After several Harvard staff members raised concerns about not receiving notice of an alleged attack outside Lamont Library early Tuesday, the Harvard University Police Department (HUPD) conceded that a formal advisory e-mail should have been sent.
An alert was sent on Tuesday afternoon to all Harvard undergraduates, while other members of the community were not notified of the incident until Friday.
“It is outrageous that I, or more importantly my friends who work in Cambridge in the Lamont Library, were not informed,” said Wendy M. Brown, a library assistant at the Medical School. “Is Harvard just trying to save face by not telling its employees about this?”
Brown said that she only heard of the incident by word-of-mouth. Her boyfriend, who is also employed at the Medical School, happened to overhear a conversation concerning the attack last week while in Cambridge, she added.
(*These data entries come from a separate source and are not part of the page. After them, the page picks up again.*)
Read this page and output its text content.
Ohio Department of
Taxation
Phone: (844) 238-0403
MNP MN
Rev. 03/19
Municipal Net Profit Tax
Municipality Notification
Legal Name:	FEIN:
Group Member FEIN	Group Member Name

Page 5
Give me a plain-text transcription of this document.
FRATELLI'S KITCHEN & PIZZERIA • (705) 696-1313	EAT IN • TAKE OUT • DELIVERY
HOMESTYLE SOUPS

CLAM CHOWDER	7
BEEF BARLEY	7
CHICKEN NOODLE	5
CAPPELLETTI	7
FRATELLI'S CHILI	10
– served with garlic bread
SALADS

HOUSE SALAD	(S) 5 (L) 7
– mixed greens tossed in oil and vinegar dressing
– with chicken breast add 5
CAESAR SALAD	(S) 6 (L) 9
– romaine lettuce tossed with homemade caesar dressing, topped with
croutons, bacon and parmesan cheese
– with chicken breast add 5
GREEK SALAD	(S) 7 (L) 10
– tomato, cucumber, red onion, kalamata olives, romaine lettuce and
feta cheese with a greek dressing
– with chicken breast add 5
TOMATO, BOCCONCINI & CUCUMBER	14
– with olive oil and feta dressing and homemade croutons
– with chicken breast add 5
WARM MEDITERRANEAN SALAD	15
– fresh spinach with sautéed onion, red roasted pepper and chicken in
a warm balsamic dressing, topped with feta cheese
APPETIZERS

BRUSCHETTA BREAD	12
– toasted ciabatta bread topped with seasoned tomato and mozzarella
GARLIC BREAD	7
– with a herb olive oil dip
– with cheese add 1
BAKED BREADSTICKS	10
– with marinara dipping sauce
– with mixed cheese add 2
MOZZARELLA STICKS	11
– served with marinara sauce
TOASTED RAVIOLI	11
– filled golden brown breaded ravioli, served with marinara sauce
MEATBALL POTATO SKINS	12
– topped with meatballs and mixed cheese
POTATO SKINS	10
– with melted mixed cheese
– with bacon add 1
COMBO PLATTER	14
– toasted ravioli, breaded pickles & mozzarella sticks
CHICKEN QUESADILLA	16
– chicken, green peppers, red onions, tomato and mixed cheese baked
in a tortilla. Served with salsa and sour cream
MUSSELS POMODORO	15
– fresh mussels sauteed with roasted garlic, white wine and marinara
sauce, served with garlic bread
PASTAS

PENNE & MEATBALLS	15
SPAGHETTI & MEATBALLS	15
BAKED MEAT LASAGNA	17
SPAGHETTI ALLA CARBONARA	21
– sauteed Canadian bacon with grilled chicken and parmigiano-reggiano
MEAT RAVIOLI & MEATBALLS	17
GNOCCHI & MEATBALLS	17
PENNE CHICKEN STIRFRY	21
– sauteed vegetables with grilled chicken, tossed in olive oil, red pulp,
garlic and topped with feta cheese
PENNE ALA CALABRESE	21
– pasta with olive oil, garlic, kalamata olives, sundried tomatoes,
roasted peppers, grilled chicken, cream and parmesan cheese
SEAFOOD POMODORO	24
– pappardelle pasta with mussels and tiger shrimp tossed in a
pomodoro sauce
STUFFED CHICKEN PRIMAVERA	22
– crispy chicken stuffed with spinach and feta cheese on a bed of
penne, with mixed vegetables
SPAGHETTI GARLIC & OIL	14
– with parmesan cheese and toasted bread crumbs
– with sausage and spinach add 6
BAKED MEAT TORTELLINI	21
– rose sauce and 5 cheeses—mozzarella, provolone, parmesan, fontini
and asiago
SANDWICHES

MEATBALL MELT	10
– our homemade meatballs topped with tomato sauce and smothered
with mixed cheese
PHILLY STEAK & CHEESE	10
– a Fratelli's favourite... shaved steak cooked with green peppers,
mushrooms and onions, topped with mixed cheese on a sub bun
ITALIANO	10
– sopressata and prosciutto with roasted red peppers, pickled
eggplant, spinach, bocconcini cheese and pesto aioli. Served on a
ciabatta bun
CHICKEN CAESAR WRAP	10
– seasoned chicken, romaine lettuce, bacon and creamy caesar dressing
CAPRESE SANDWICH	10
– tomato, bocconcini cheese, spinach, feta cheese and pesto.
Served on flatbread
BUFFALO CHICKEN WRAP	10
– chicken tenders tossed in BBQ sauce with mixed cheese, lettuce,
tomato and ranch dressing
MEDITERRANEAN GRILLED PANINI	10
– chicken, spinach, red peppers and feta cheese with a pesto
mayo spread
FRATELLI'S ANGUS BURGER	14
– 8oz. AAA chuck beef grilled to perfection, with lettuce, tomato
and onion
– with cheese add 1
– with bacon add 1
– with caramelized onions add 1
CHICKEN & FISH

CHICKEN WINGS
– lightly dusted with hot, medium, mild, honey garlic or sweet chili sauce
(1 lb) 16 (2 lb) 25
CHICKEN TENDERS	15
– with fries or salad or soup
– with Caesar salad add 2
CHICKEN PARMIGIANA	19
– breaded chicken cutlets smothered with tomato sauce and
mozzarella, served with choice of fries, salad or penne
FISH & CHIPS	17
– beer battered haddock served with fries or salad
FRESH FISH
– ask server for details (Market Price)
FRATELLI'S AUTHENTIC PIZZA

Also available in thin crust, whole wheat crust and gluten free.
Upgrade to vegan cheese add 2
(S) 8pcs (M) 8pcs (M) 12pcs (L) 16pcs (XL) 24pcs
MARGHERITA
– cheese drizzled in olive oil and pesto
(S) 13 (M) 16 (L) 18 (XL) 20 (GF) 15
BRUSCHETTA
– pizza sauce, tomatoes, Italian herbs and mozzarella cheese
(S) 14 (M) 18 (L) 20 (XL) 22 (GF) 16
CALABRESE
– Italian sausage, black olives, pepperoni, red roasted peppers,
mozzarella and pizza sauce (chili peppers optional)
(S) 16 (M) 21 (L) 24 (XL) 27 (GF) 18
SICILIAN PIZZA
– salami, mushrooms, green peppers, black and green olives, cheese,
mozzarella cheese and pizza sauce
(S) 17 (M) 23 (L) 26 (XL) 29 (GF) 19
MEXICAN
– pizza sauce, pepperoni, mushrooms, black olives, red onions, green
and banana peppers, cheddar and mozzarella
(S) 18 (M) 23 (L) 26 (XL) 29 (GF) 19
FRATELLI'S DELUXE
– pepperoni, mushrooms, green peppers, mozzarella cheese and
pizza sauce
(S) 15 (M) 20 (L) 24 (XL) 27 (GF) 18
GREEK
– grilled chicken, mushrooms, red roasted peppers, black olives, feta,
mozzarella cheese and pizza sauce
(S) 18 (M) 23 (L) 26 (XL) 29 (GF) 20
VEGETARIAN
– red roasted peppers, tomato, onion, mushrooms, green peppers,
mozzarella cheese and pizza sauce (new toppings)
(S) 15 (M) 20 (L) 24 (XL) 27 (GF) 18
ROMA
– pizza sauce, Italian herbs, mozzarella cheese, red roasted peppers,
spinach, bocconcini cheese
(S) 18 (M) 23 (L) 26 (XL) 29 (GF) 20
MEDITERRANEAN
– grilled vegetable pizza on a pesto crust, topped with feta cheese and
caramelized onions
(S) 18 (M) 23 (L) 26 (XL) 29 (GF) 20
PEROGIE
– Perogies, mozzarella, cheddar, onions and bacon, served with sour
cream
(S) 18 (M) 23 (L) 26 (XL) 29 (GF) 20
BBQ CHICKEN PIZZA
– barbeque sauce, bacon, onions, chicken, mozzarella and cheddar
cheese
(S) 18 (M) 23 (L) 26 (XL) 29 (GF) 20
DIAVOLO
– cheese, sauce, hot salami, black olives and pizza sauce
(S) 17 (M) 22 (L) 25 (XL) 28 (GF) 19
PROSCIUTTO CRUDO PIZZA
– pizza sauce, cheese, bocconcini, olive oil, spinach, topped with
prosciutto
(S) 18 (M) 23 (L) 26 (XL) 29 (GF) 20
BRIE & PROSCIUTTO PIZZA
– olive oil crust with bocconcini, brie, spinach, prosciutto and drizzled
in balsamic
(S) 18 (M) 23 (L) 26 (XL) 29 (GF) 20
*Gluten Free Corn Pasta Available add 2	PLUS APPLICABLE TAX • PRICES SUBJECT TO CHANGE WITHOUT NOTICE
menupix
Brown said that she was initially afraid of being dismissed as “paranoid” or “stressed out,” but that the 10 Harvard Library staff members she then contacted told her they had not received an alert from HUPD either.
In response to an e-mail Brown sent to HUPD asking why Harvard employees had not been informed of the incident, HUPD spokesman Steven G. Catalano replied Thursday that the public safety threat was determined to be “minimal” and that alerting undergraduates was deemed “sufficient.”
On her blog, Brown quoted her boyfriend’s reaction to Catalano’s words, asking, “Why was it deemed only necessary to inform students; do violent predators discriminate between undergraduates and employees?”
According to a Harvard Library employee, who requested anonymity because of the sensitive nature of the situation, several of his co-workers were also “pretty upset and confused” as to why HUPD only felt the need to inform undergraduates.
He said that HUPD had not replied to his e-mails as of yesterday afternoon.
But Brown said that the Chief of Police Francis D. Riley sent her a statement through Catalano Friday explaining that, in retrospect, an advisory should have been distributed more broadly to include all students, staff, and faculty.
“We regret the initial judgment not to make the advisory more broadly available,” Riley said. “ We will review our advisory distribution procedures to ensure that future incidents are handled appropriately.”
Catalano declined to add to Riley’s initial statement last Friday.